Consider the function,
add a b = a + b
This works:
*Main> add 1 2
3
However, if I add a type signature specifying that I want to add things of the same type:
add :: a -> a -> a
add a b = a + b
I get an error:
test.hs:3:10:
Could not deduce (Num a) from the context ()
arising from a use of `+' at test.hs:3:10-14
Possible fix:
add (Num a) to the context of the type signature for `add'
In the expression: a + b
In the definition of `add': add a b = a + b
So GHC clearly can deduce that I need the Num type constraint, since it just told me:
add :: Num a => a -> a -> a
add a b = a + b
Works.
Why does GHC require me to add the type constraint? If I'm doing generic programming, why can't it just work for anything that knows how to use the + operator?

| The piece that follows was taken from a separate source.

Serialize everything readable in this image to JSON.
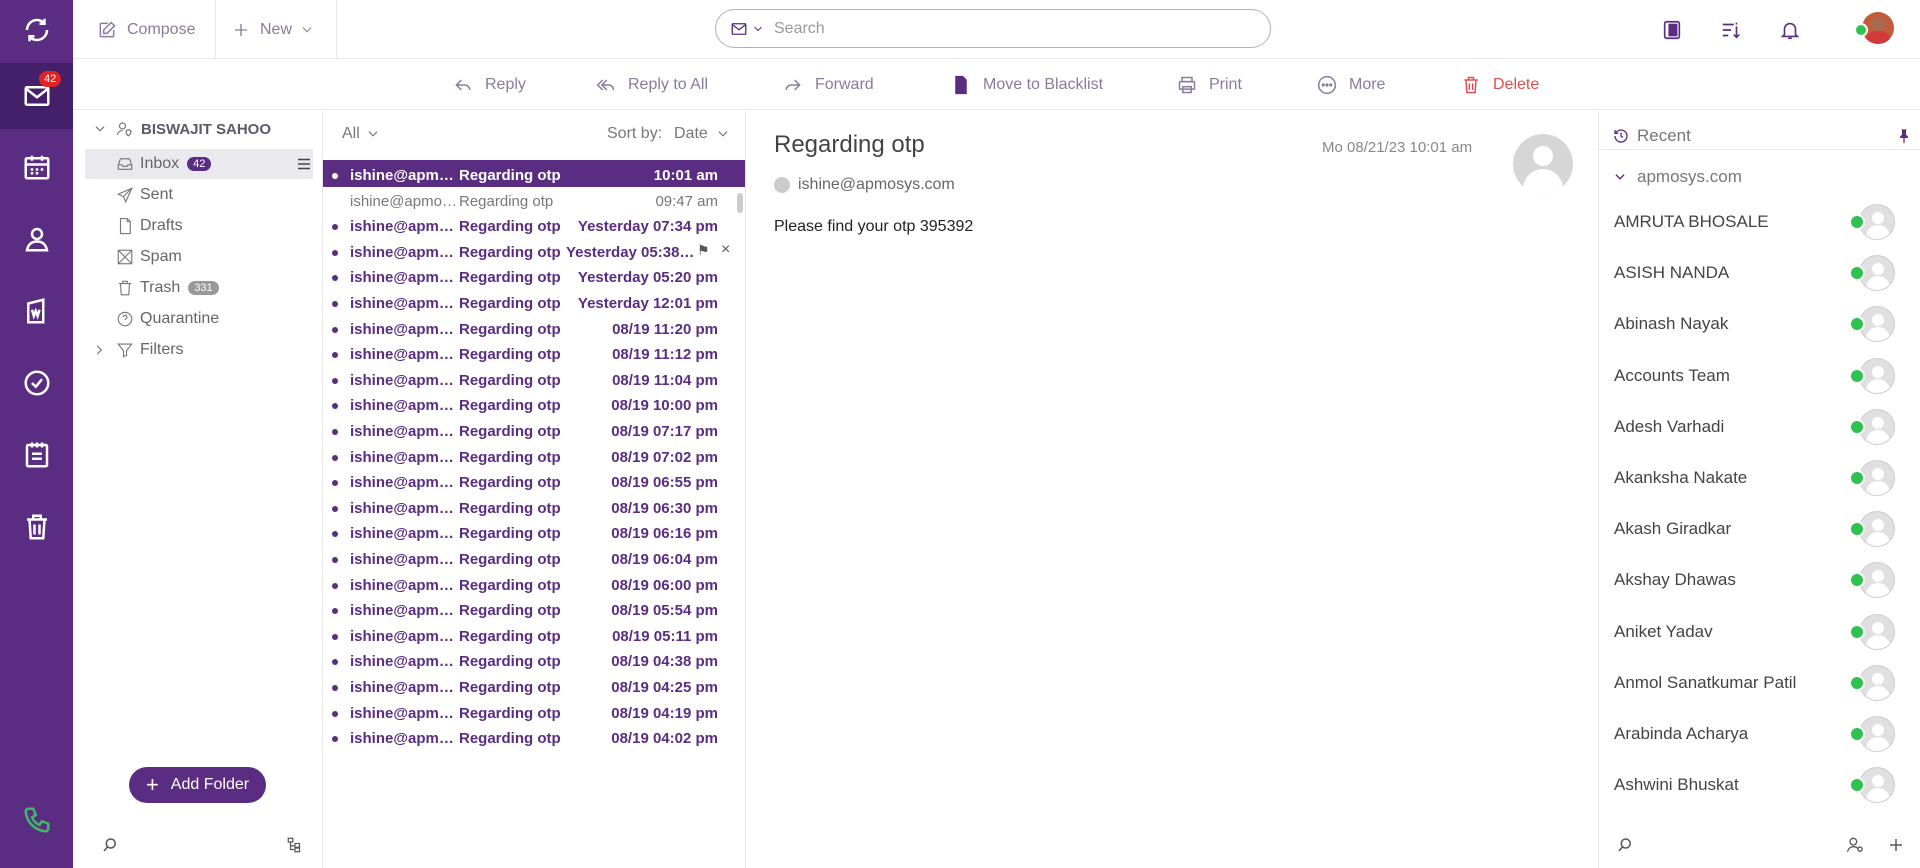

In C++ template programming, you can do this easily:
#include <string>
#include <cstdio>
using namespace std;
template<typename T>
T add(T a, T b) { return a + b; }
int main()
{
printf("%d, %f, %s\n",
add(1, 2),
add(1.0, 3.4),
add(string("foo"), string("bar")).c_str());
return 0;
}
The compiler figures out the types of the arguments to add and generates a version of the function for that type. There seems to be a fundamental difference in Haskell's approach, can you describe it, and discuss the trade-offs? It seems to me like it would be resolved if GHC simply filled in the type constraint for me, since it obviously decided it was needed. Still, why the type constraint at all? Why not just compile successfully as long as the function is only used in a valid context where the arguments are in Num?

If you don't want to specify the function's type, just leave it out and the compiler will infer the types automatically. But if you choose to specify the types, they have to be correct and accurate.

The entire point of types is to have a formal way to declare the right and wrong way to use a function. A type of (Num a) => a -> a -> a describes exactly what is required of the arguments. If you omitted the class constraint, you would have a more general function that could be used (erroneously) in more places.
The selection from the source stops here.